Posté le 09-04-2017 | 541 Vue(s)

amanien.info

Djibril Pierre Coulibaly est informaticien, inventeur et président de la Fédération des inventeurs et innovateurs de Côte d’Ivoire FEDINCI. Dans cette interview, il nous parle entre autres de sa passion pour l’industrialisation du pays, et de l’organisation prochaine d’un salon de l’invention à Abidjan, comme cela ce fait dans les grandes capitales Européennes.

CW-Monsieur le président, vous voulez organiser en novembre 2017, un salon international de l’invention et de l’innovation à Abidjan. Qu’est ce qui motive ce projet?

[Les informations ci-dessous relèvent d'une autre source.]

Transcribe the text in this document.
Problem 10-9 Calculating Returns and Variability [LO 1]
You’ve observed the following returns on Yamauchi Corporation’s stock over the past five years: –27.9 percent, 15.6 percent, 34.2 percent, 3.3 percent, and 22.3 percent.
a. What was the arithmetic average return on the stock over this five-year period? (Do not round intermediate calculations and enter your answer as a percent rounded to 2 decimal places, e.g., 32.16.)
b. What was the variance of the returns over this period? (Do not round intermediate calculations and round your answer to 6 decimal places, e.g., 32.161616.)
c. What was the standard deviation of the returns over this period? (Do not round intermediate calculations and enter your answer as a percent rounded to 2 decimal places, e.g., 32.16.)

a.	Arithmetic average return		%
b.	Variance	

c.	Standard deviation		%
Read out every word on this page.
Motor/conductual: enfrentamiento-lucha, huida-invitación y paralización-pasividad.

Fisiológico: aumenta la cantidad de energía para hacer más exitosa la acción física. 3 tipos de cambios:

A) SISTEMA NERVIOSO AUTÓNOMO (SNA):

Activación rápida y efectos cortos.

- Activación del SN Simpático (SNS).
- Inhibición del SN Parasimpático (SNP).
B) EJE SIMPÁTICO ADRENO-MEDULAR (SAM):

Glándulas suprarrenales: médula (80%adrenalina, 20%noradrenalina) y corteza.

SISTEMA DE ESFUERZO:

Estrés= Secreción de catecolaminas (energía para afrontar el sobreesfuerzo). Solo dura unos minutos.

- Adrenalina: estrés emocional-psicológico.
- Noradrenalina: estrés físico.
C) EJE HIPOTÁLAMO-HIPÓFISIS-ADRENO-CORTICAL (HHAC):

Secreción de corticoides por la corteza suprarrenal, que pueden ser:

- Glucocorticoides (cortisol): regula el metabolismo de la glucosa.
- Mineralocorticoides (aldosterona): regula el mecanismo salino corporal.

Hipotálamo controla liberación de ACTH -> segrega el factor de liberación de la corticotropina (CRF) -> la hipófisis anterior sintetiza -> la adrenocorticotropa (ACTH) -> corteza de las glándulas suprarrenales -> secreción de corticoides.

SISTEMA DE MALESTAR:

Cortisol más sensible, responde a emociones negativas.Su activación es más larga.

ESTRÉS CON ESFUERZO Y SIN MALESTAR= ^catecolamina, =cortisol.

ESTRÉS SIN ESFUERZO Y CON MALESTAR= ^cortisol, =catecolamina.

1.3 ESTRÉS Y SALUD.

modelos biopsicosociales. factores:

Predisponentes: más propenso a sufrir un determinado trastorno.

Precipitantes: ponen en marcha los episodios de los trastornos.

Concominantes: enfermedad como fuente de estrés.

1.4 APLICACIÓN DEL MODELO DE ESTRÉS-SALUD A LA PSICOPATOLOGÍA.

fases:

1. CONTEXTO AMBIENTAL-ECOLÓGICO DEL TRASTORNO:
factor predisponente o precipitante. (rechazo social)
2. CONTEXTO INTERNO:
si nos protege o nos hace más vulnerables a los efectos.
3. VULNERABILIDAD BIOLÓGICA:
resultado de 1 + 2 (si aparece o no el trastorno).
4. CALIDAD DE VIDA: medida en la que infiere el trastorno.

D.P.C-Le salon innova 2017, comme cela se fait ailleurs, à l’image du salon de Bruxelles et de Barcelone, Abidjan aura son salon international de l’invention. La motivation de ce salon, c’est la Côte d’Ivoire. Nous sommes citoyens de ce pays, et comme l’a dit récemment le président de la République à l’occasion de la conférence sur l’émergence, chacun doit se demander qu’est ce que je peux faire pour mon pays. Je suis inventeur, j’ai du potentiel, j’ai démontré à plusieurs occasions que je suis un homme qui compte dans le milieu des inventions, pas seulement en Côte d’Ivoire, mais ailleurs dans le monde. Les différentes expériences et relations que j’ai eues avec les différents organismes d’invention ici et ailleurs dans le monde, m’autorisent et m’ont donné l’occasion de créer le salon ‘’ Abidjan innova’’, un salon international des inventions. C’est pour faire bénéficier mon pays de tous les avantages liés à un tel salon. D’abord, c’est une autre ouverture internationale, dans un domaine inattendu. Parce que la Côte d’Ivoire est réputée être un pays agricole, mais les inventions, l’innovation technologique, ce sera un nouveau coup que la Côte d’Ivoire peut jouer et s’ouvrir au monde entier, recevoir les gens venant de tous les continents dans un domaine qui n’est pas l’agriculture. Ce sera une nouvelle corde à l’arc de la Côte d’Ivoire, pour se faire valoir en tant que pays émergent. De toutes les façons, on ne peut pas être émergent sans les inventons. Donc il faudra forcément passer par là. Le salon innova est une occasion pour atteindre cet objectif. Ce que nous voulons, c’est repositionner la Côte d’Ivoire dans un autre domaine et aller au delà, sur un terrain hautement scientifique, celui des inventions.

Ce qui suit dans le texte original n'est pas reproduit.